Social Security is not a Ponzi scheme
Last week, I heard two of my friends argue that Social Security is a Ponzi scheme, worrying that we millennials should expect no benefits when we retire. Pundits and politicians have made similar claims.
Fortunately, neither is true. (See a video of The Urban Institute’s Rudy Penner busting some big Social Security myths.)
Social Security is not a Ponzi scheme. A Ponzi scheme is based on a lie in which the perpetrator promises a few people a great investment with high and steady returns. Then he promises the same (nonexistent) investment to a few more people, paying the first investors with the second investors’ money, rather than actually making a strategic investment. The scam inevitably collapses when the pool of “trickable” people runs dry.
Social Security, in contrast, is clear about why you pay, what happens to your money, and what you’ll get out of it. Yes, similar to a Ponzi scheme, it uses contributions from today’s workers for today’s retirees. But the pool of contributors will never run dry - if you work legally in the U.S. (with a few exceptions) you have to pay into Social Security. What’s more, any of that guaranteed revenue that exceeds what is paid to retirees accumulates in a big pot called the trust fund that earns interest over time.

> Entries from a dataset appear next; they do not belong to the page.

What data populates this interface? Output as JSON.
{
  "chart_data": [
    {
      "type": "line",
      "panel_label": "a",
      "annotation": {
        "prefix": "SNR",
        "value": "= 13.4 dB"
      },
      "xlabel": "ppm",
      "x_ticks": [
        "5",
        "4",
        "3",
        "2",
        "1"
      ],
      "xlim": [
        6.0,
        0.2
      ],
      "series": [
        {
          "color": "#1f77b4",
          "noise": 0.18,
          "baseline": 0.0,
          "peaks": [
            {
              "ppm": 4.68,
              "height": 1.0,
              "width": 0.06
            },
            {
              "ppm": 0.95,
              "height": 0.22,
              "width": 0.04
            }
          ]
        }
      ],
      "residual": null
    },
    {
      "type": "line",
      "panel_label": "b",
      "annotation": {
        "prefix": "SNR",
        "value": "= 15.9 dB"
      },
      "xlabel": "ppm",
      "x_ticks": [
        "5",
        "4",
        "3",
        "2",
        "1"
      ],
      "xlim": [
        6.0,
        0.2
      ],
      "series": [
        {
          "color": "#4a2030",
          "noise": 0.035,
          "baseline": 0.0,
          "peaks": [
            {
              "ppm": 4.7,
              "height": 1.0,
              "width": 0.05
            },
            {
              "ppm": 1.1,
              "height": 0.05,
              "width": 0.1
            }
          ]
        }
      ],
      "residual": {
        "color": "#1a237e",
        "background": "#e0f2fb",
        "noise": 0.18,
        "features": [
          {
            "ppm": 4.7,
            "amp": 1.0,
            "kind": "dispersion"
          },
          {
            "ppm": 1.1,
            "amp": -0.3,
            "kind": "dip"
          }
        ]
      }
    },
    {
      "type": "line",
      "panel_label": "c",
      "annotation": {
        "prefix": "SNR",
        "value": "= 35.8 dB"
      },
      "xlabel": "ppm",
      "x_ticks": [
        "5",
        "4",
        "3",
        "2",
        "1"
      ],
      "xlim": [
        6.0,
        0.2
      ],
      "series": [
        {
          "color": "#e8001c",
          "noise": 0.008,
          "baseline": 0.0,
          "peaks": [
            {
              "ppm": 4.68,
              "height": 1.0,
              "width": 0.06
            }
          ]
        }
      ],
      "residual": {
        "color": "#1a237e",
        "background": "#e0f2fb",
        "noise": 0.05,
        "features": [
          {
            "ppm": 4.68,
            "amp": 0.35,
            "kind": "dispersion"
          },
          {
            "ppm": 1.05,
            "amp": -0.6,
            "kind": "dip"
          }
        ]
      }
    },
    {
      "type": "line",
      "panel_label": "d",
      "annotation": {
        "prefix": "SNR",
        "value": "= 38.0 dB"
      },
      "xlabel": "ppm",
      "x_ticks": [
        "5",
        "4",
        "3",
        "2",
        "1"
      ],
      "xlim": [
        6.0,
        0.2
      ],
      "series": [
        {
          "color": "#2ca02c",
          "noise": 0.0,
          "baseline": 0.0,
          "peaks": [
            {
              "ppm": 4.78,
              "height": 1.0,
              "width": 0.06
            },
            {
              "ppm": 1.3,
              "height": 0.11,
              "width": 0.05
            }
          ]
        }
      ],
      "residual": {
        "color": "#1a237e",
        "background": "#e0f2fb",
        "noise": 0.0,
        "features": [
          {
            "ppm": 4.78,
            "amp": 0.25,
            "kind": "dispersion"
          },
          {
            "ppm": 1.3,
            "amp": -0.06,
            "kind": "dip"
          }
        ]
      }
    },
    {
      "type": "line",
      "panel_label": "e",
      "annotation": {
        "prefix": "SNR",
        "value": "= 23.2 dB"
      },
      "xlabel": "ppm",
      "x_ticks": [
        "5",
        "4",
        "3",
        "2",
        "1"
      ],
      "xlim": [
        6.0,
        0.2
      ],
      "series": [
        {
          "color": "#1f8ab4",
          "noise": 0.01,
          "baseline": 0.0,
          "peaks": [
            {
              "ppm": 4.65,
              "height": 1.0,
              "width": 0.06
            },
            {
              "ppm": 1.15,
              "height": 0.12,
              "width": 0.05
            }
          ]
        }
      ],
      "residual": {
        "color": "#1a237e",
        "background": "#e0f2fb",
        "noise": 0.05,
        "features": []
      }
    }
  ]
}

So what is wrong with Social Security? Despite those important differences, Social Security’s biggest problem is similar to what inevitably collapses a Ponzi scheme. Birth rates and the labor force participation have shrunk slowly for decades, and now baby boomers are retiring in droves. Each year, there are fewer workers supporting more retirees (by 2035, there will be only two workers for every retiree, down from three today). As this disparity grows, retirees’ benefits will be taken from the trust fund, drawing it down slowly until it’s gone (assuming we make no reforms to the system in the meantime).
Social Security will keep paying benefits. But even if Congress passes no reforms at all millennial retirees will get 75-80 percent of their promised benefits. The trust fund will be depleted by the late 2030s, but payroll taxes from current workers will keep rolling in.
What’s more, those benefits at 75-80 percent of promised levels may still give millennial retirees similar purchasing power as today’s Social Security beneficiaries. Why? To calculate a retiree’s benefits, her earnings are adjusted by the change over her lifetime in average salaries. Because salaries have historically grown faster than prices, 30 years from now, 75 percent of statutory Social Security benefits will likely have about the same purchasing power as 100 percent of today’s benefits.
None of this means that we shouldn’t reform the system as soon as possible—and there are many proposed reforms out there—but both are topics for subsequent posts.